I once interviewed Luke, the manager of the neighborhood Hy-Vee supermarket for my afternoon public service radio show. One of the few memorable bits of information was the costs of shopping carts. Luke stated that they range in price from about $120 apiece for the small, “bi-level” carts, to a around $160 for an average shopping cart. Larger carts
can be had for around $200. Those specialty carts that resemble cars to entertain toddlers while their parents push them around the store can cost upwards of $400 or more.
Luke’s price quotes were for carts purchased in lots of 50 or more. The carts with printed plastic inserts for the store name cost a few dollars extra. The shopping carts are a major investment for the store.
There are plenty of hidden costs regarding shopping carts. They must be collected from the parking lot after customers wheel their purchases to their cars, so they must figure in the wages spent on employees who gather the carts and return them to the store. There is also maintenance, yes, some stores do clean and lubricate their carts.

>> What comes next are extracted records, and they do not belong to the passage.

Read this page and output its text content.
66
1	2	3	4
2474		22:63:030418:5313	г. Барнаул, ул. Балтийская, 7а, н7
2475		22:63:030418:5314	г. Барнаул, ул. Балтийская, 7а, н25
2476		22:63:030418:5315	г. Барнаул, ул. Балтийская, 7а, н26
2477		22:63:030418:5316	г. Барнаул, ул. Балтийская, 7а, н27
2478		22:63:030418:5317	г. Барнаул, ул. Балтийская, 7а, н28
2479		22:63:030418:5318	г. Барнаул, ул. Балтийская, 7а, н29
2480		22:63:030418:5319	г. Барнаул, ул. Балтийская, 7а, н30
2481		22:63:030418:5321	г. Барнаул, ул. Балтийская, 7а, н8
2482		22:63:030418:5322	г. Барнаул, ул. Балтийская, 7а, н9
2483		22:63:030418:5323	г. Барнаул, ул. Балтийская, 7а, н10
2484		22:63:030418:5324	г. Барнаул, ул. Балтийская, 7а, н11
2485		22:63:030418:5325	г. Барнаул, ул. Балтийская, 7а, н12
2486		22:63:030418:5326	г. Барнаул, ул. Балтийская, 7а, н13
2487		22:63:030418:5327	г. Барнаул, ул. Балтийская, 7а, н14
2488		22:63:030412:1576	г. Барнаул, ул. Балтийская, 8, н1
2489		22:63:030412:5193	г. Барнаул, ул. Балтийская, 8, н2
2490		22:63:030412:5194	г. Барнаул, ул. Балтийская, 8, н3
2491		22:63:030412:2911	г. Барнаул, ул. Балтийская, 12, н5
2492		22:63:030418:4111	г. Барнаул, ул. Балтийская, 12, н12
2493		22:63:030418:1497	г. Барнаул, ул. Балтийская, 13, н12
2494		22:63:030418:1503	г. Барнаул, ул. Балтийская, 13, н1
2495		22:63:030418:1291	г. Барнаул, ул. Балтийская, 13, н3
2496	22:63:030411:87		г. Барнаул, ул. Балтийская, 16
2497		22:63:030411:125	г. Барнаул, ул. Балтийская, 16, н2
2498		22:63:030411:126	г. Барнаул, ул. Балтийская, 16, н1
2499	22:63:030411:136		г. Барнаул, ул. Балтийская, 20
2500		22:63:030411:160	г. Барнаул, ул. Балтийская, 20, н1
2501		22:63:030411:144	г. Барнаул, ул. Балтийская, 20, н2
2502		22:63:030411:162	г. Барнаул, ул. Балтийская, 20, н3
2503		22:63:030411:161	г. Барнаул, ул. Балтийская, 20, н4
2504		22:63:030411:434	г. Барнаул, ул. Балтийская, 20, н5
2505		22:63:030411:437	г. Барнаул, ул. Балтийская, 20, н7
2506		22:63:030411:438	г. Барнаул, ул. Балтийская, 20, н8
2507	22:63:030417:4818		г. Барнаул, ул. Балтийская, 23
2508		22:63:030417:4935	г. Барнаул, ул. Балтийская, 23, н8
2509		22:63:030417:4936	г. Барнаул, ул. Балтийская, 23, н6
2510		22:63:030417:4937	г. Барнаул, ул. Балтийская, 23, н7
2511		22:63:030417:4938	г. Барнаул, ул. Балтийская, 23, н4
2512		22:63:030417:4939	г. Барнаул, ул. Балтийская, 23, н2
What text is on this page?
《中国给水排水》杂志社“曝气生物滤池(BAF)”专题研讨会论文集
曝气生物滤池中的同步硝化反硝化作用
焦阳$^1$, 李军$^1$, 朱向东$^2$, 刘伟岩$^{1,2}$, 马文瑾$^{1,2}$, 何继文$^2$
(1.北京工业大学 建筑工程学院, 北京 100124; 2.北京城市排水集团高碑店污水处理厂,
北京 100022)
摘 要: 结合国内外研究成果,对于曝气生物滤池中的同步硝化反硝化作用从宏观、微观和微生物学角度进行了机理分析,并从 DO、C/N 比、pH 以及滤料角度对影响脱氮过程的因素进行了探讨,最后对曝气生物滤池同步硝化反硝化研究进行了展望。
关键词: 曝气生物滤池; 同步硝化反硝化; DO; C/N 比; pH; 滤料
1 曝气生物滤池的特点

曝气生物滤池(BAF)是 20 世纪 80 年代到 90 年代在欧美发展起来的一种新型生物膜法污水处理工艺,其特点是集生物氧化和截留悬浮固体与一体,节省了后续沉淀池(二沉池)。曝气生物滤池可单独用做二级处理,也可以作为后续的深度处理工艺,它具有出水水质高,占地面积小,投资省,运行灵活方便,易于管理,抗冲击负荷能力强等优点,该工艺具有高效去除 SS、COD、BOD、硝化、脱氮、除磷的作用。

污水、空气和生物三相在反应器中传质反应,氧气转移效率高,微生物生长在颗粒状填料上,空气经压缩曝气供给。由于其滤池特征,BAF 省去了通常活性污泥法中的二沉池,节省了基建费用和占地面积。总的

Stores also must figure in “shrinkage”. The stores suffer outright theft of several shopping carts each year due to people taking carts home and not returning them. Sometimes the culprits are caught and convicted because of evidence provided by surveillance cameras around the store’s parking lot. There is also the problem of customers’ complaints about vehicle damage caused by shopping carts colliding with fenders.
Carts spend plenty of time outdoors until employees gather them. This means the wheels pick up dirt and moisture from the tarmac and bring contamination indoors. Extra time and effort is needed in order to clean and maintain the store’s floors. The flooring under the indoor cart storage area is especially difficult to maintain.
Sometimes I wonder about the shopping carts at big box stores like Costco. They have enormous carts. Each store probably has a thousand or more. Undoubtedly they cost more to purchase and maintain than regular supermarket carts.
When grocery shopping, I prefer the small, two-tiered carts instead of the large carts. In fact, I try to snag one from the parking lot because most of the others are in use. My shopping experience is enhanced when I’m able to use the small cart. They are the sports cars of the shopping cart world. Their small size enables me to maneuver past aisle-blockers chatting away on their cell-phones. I can zip through the store with ease when pushing the little two-tiered carts.
I wish the Target store had those little carts. Sometimes all I want to buy is some cat food and kitty litter for my sister’s cat. I hate pushing the huge red plastic Target carts around the store while shopping for bargains.
Then there is cleanliness to think about. I wonder how many people have held onto each shopping cart handle. Although I’m not a germaphobe, I do wipe the handles with pre-moistened wiping towelettes provided by the store. The local store’s supply never runs out. Of course, most people don’t bother to clean shopping cart handles. If you don’t want to get sick, be sure to wipe down the cart.
I know my life is pretty good when I get a shopping cart that travels smoothly across the floor. I used to encounter carts with a shaky wheel or one that jams. I still get carts that have something stuck to a wheel; those carts that make the clunk-clunk noise when they’re pushed. Usually, big carts have that fault.
All things considered, I’m thankful there are shopping carts. They make life better.
The Blue Jay of Happiness quotes close-up playing-card illusionist, Richard Turner. “Anytime I see someone blocking the aisle in the supermarket while talking on a phone, I want to ram that person with my shopping cart.”